10 Reasons for a moratorium
10 Reasons Why a Moratorium Would be Good
Originally published in The Westmore News, Feb 8th, 2023
At the Monday, Feb 5th Board of Trustees meeting, the Trustees voted to write legislation for a one year moratorium on development. This was in part a response to what seemed to be a clear threat of legal action from a developer’s lawyer, but there are many reasons this could be extremely helpful to Port Chester as a whole. It’s become obvious that the Form Based Code had many problems and has thus far been addressed in a piecemeal, ineffective fashion. A one year moratorium would allow MANY issues to be addressed in a much more functional and positive way. The moratorium would NOT affect homes that are simply adding improvements, like a patio. Most Trustees were very clear that they wanted to make sure this did not impede improvements done by regular people.
Here are some clear benefits. If you see any that are important to you, WRITE the Mayor and Board of Trustees to support the moratorium!
1] If errors have been made in providing public notice of changes, this is a good chance for the Village to avoid lawsuits.
2] The Village needs a COMPREHENSIVE traffic study, not piecemeal studies. This is obvious!
3] Much of the new development is focused on providing luxury apartments, but is this the kind of housing Port Chester needs? This doesn’t seem to reflect our requirements.
4] Firefighters have expressed concerns about the heights and designs of the new buildings. Having a year to look closely at how these new buildings would save us a lot of heartache in the future.
5] A year would give the Village an opportunity to make the back and forth between the Industrial Development Agency [the IDA] and the Village clear. Given that the IDA rewards PILOTs [Payments In Lieu Of Taxes], every single taxpayer in Port Chester should know how these decisions are made. Why not build in a regularly schedule presentation by the IDA to the BOT so we can all understand the process?
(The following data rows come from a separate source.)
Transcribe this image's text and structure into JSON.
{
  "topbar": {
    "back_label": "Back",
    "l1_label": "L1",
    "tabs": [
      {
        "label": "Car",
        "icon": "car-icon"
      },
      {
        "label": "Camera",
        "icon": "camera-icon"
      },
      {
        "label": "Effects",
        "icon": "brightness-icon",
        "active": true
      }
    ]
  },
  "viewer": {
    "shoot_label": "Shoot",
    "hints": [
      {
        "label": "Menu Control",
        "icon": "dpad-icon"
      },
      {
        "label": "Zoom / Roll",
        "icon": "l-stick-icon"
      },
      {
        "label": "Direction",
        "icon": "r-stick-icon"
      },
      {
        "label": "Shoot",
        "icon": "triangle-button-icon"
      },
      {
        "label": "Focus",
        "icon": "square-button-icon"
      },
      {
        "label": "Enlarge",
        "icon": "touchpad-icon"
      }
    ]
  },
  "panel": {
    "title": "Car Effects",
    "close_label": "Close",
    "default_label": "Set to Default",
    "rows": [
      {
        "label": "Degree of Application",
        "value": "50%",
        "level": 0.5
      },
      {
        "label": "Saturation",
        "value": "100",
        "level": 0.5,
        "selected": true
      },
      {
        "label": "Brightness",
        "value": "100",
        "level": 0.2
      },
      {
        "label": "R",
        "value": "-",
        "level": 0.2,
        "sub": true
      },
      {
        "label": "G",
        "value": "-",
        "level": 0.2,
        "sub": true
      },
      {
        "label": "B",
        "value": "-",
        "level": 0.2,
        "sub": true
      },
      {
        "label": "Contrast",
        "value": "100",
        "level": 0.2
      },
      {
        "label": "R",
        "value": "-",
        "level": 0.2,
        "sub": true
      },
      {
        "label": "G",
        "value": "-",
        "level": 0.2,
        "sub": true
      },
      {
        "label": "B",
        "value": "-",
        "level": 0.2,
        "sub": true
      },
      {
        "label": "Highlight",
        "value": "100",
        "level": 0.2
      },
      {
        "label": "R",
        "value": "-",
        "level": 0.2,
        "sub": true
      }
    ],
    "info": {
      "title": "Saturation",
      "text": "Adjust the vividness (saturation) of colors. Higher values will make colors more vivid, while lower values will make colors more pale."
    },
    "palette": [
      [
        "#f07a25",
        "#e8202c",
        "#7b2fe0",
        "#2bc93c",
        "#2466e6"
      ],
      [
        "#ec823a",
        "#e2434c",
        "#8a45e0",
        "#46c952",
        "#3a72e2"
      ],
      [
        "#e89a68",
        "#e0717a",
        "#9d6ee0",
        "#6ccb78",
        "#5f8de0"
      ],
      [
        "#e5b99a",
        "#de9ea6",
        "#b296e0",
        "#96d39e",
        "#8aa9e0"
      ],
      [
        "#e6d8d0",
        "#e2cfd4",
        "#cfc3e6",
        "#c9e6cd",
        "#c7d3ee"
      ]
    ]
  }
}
6] Port Chester has a large number of trained and qualified tradespeople who could be employed in all new developments, but the IDA hasn't required local labor for new developments. Why not?
7] Understanding what the impact would be on local businesses would help us make sure new development is truly beneficial to local businesses. We have a lot of small businesses - will they be able to afford the huge retail spaces in these new developments? The answer is pretty clearly no. We should address this.
8] Clearly all of this development will affect our schools. Again, if we only look at each building individually, we are doing our school system a disservice. We should both think and plan ahead.
9] Many people have pointed out that a lot of the new buildings are gigantic glass and steel boxes. The Form Based Code did away with maximum lot and building sizes, increased heights tremendously, and requires a very high percentage of glass in new buildings, which means they cannot blend with surrounding buildings. The lack of Architectural Review Board means there is no supervision for these new buildings. This could be fixed in a year.
10] Over and over again, people have come to meetings and stood at the mic and said the same thing; “I did not know this development was happening until recently.” The BOT could take the year to reach out to people in Port Chester and get their feedback. Passing the FBC at the height of the pandemic meant that most people were left in the dark. Let’s fix that.
The people of Port Chester LOVE their village and want the best for it. A one year moratorium on development gives us the chance to fix the many, many errors in the FBC and make development better; we should all share both the benefits and burdens of development equitably.